Guideline-Based Recommendations
Diagnosis
- Apply noninvasive diagnostic criteria only in patients with defined high-risk factors (cirrhosis, chronic hepatitis B, prior HCC).
- Use contrast-enhanced CT or MRI as primary diagnostic imaging; consider contrast-enhanced ultrasound as a problem-solving tool in experienced centers.
- Confirm diagnosis by histopathology in patients not meeting high-risk criteria or with inconclusive imaging.
Management
- Select imaging modality and contrast agent based on availability, expertise, and patient-specific factors including contraindications.
- Use ultrasound for surveillance in high-risk patients due to cost-effectiveness and repeatability.
Monitoring & Follow-up
- Perform surveillance with ultrasound regularly in high-risk populations to detect early lesions.
- Use multiphasic imaging techniques with appropriate timing of contrast phases for accurate lesion characterization.
Risks
- Noninvasive criteria have limited specificity in non-high-risk patients; misdiagnosis possible without histopathology.

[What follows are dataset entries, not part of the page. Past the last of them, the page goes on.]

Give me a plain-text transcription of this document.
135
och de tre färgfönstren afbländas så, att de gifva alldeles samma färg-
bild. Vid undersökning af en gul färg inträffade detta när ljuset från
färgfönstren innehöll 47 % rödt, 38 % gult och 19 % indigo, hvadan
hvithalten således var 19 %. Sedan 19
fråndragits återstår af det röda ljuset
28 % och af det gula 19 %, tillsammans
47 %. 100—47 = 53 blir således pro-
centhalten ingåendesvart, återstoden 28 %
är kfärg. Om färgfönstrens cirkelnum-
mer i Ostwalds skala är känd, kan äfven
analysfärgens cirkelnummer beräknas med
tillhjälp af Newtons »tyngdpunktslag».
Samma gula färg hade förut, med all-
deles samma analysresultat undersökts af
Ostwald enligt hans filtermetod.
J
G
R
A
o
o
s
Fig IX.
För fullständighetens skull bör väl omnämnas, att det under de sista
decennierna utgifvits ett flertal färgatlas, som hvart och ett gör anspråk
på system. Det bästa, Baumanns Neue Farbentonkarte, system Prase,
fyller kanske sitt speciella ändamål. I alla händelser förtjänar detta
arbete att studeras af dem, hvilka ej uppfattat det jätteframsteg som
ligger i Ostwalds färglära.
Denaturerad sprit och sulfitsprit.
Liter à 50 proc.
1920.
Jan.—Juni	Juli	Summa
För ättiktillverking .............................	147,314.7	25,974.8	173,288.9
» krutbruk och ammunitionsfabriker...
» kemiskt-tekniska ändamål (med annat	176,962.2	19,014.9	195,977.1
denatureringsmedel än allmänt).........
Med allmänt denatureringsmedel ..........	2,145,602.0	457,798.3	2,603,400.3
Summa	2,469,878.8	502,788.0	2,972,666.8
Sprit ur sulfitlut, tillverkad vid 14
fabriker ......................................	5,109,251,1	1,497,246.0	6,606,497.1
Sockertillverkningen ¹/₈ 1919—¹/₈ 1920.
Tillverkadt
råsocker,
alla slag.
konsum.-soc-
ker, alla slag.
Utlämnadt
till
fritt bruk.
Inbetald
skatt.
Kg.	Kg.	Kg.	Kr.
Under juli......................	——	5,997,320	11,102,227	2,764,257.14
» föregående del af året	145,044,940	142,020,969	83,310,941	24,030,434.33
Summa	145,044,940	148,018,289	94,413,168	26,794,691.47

- Limitations of ultrasound include operator dependency and reduced sensitivity in obese patients or those with ascites.
- MRI contraindications include incompatible devices and claustrophobia; CT involves radiation exposure.
Patient & Prescribing Data
High-risk patients with cirrhosis, chronic hepatitis B, or prior HCC history undergoing diagnostic imaging
Imaging modality choice should consider patient-specific contraindications and local resource availability to optimize diagnostic accuracy.
Clinical Best Practices
- Restrict noninvasive HCC diagnosis to patients with established high-risk factors to maintain diagnostic specificity.
- Prefer MRI with extracellular contrast agents for higher sensitivity in detecting small HCC lesions.
- Use contrast-enhanced ultrasound selectively as a problem-solving tool in centers with appropriate expertise.
- Confirm diagnosis histologically in patients outside high-risk groups or with atypical imaging features.
- Ensure multiphasic imaging protocols with appropriate arterial and venous phase timing for accurate lesion assessment.